Lastly, any defendant or interested person 6 may move before this court upon due notice and good cause to vacate this stay with respect to their lawsuit and/or arbitration.

Motion for a stay of personal injury actions and arbitration is granted but discovery may continue.

FOOTNOTES

1.   There are at least 33 other cases alleging similar fraud against more than 5,100 defendants pending in Morris County, including one by Camden Fire Insurance Company against 999 defendants, MRS-L-1035-96.   At least seven of the other cases involve more that 400 defendants in each case.   This court does not know how many other insurance fraud cases have been instituted in other counties.

2.   In the last few months, local authorities have arrested nearly twenty residents of the Passaic-Paterson area.   See Jennifer Van Doren, Arrests in Alleged Auto Insurance Scam, The Bergen Record, June 6, 1997, at 1. Those arrested were charged with theft by deception and conspiracy to commit the same.  Id. Specifically, the Passaic County Prosecutor accused those arrested of being “drivers and passengers in nine specific accidents” which he contends were staged.  Id. Jose Alphonso Siri and Kathy Gonzalez were also arrested and charged with being the ring's leaders.   Joseph D. McCaffrey, Passaic County Raids Net 17 in Giant Auto Insurance Fraud Case, The Star Ledger, June 6, 1997, at 56.   Authorities and experts alike agree that the scope of this fraud ring extends beyond the handful of persons already arrested.   Melody Peterson, Auto Insurers Say A Ring Defrauded On Big Scale.   New York Times, June 5, 1997, at Metro Section, pg. 1;  see also Dan Kraut, Key Insurance Scam Suspect Nabbed, Herald News, June 3, 1997 at Al. In fact, this fraud ring is considered the largest ever documented.   Dan Kraut, Immigrants Duped Into Insurance Fraud, Herald News, June 5, 1997, at A1.

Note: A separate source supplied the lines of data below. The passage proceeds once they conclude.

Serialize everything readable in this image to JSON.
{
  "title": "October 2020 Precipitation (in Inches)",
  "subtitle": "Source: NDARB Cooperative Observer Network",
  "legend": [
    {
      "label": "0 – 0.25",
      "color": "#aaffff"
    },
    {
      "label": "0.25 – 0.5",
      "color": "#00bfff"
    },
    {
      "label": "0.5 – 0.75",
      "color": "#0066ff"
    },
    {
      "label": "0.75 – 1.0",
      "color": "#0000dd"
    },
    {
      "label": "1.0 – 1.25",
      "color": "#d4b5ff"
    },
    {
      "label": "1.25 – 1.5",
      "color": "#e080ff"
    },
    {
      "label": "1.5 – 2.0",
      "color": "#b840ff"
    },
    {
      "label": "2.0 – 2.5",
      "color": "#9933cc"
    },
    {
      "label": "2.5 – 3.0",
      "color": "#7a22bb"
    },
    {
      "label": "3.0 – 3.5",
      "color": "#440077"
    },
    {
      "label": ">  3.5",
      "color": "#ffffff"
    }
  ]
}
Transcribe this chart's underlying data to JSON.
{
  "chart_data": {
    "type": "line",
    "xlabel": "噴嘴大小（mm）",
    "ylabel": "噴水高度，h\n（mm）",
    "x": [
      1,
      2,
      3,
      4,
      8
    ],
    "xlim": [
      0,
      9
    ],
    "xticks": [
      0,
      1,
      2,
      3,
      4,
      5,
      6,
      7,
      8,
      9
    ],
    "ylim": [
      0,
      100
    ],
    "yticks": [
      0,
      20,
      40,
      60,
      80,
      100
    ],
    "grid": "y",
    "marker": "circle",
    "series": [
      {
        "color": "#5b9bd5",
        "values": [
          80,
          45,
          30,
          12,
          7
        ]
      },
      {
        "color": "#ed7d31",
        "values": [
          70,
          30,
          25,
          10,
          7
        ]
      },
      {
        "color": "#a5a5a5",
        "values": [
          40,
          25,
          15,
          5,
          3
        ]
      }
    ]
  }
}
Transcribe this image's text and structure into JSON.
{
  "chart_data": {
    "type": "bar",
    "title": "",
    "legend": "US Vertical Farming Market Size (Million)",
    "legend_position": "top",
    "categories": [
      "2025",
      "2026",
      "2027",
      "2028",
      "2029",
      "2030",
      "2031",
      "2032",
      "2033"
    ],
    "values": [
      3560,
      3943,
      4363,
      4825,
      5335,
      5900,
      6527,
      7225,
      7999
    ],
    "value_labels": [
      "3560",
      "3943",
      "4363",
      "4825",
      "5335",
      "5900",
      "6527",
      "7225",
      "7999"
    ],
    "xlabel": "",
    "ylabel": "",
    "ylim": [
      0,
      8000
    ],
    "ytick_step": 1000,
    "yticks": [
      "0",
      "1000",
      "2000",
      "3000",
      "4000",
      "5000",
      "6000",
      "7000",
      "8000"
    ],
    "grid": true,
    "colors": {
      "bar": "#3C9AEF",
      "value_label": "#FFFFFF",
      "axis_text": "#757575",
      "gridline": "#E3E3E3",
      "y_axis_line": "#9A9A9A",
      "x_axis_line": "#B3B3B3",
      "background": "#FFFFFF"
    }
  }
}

3.   As Joel Mendez, Santos Gonzalez and Andy Catinchi claim.

4.   Obviously, this case may have to be bifurcated into several trials but certainly not 434, considering the few defendants who have appeared in this action.

5.   Jennifer Van Doren, Arrests in Alleged Auto Insurance Scam, Bergen Record, June 6, 1997.

6.   Last night, the court received by fax an objection to permitting discovery to continue, although not objecting to a stay of two personal injury actions in Middlesex County because Allstate had not entered an appearance for a purported insured, Luz Rodriguez. At this time, the court will not consider this objection.

VILLANUEVA, J.A.D. (retired and temporarily assigned on recall).